July 14, 2026
What's Driving Aerospace and Defense Hiring Right Now
- Commercial aviation is back and short-staffed. Airlines and manufacturers are pushing to close the production backlog on narrow-body jets. That means real demand for assembly technicians, quality inspectors, and manufacturing engineers who can hold tight tolerances and keep lines moving. If you have build experience, you have options.
- Defense budgets favor speed. Programs want hardware fielded fast, not five years from now. Hiring is strong for systems engineers, test technicians, and anyone who understands secure supply chains. A clearance still opens doors, and companies will pay to sponsor the right people.
- Space is hiring beyond the big names. Launch cadence keeps climbing, and satellite work is spreading across smaller shops. Propulsion engineers, avionics techs, and structures people are in demand. The work is hands-on and the schedules are aggressive, so bring stamina.

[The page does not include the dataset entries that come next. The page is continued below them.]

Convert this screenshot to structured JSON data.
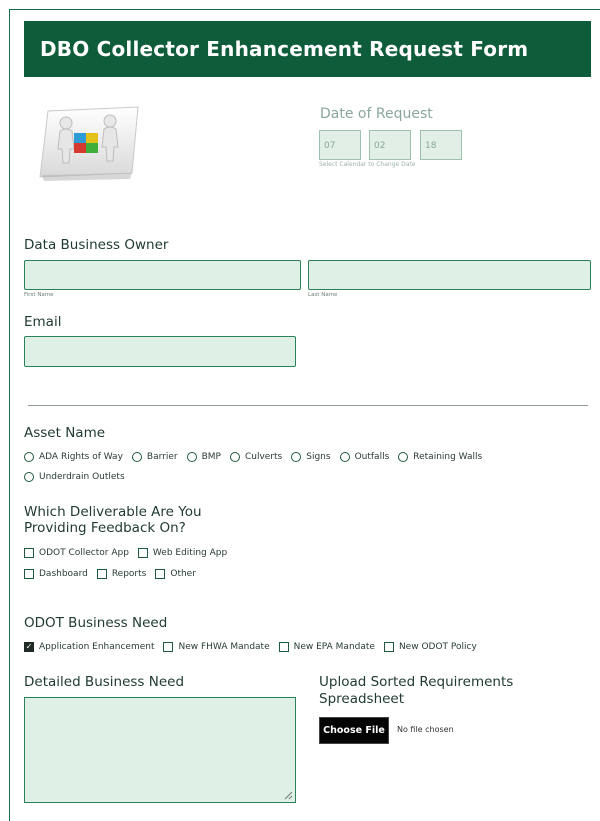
{
  "form": {
    "title": "DBO Collector Enhancement Request Form",
    "logo_icon": "people-puzzle-teamwork-icon"
  },
  "date": {
    "label": "Date of Request",
    "month": "07",
    "day": "02",
    "year": "18",
    "hint": "Select Calendar to Change Date"
  },
  "owner": {
    "label": "Data Business Owner",
    "first_name_value": "",
    "first_name_caption": "First Name",
    "last_name_value": "",
    "last_name_caption": "Last Name"
  },
  "email": {
    "label": "Email",
    "value": ""
  },
  "asset": {
    "label": "Asset Name",
    "options": [
      "ADA Rights of Way",
      "Barrier",
      "BMP",
      "Culverts",
      "Signs",
      "Outfalls",
      "Retaining Walls",
      "Underdrain Outlets"
    ]
  },
  "deliverable": {
    "label_line1": "Which Deliverable Are You",
    "label_line2": "Providing Feedback On?",
    "options": [
      "ODOT Collector App",
      "Web Editing App",
      "Dashboard",
      "Reports",
      "Other"
    ]
  },
  "business_need": {
    "label": "ODOT Business Need",
    "options": [
      {
        "label": "Application Enhancement",
        "checked": true
      },
      {
        "label": "New FHWA Mandate",
        "checked": false
      },
      {
        "label": "New EPA Mandate",
        "checked": false
      },
      {
        "label": "New ODOT Policy",
        "checked": false
      }
    ]
  },
  "detailed": {
    "label": "Detailed Business Need",
    "value": ""
  },
  "upload": {
    "label_line1": "Upload Sorted Requirements",
    "label_line2": "Spreadsheet",
    "button_label": "Choose File",
    "status": "No file chosen"
  },
  "colors": {
    "header_bg": "#0f5c3b",
    "field_bg": "#dff0e6",
    "field_border": "#2b8158"
  }
}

- MRO can't find enough hands. Aging fleets and busy airlines mean maintenance shops are stretched thin. A&P mechanics, NDT inspectors, and repair engineers are getting strong offers. This is steady, skilled work that isn't going away.
- Unmanned systems are pulling in software and hardware talent together. Drones and autonomous platforms need flight controls, embedded software, and integration engineers who can bridge both worlds. If you can write code and turn a wrench, you're exactly who they want.
The short version: if you build, test, or fix things that fly, the market is on your side.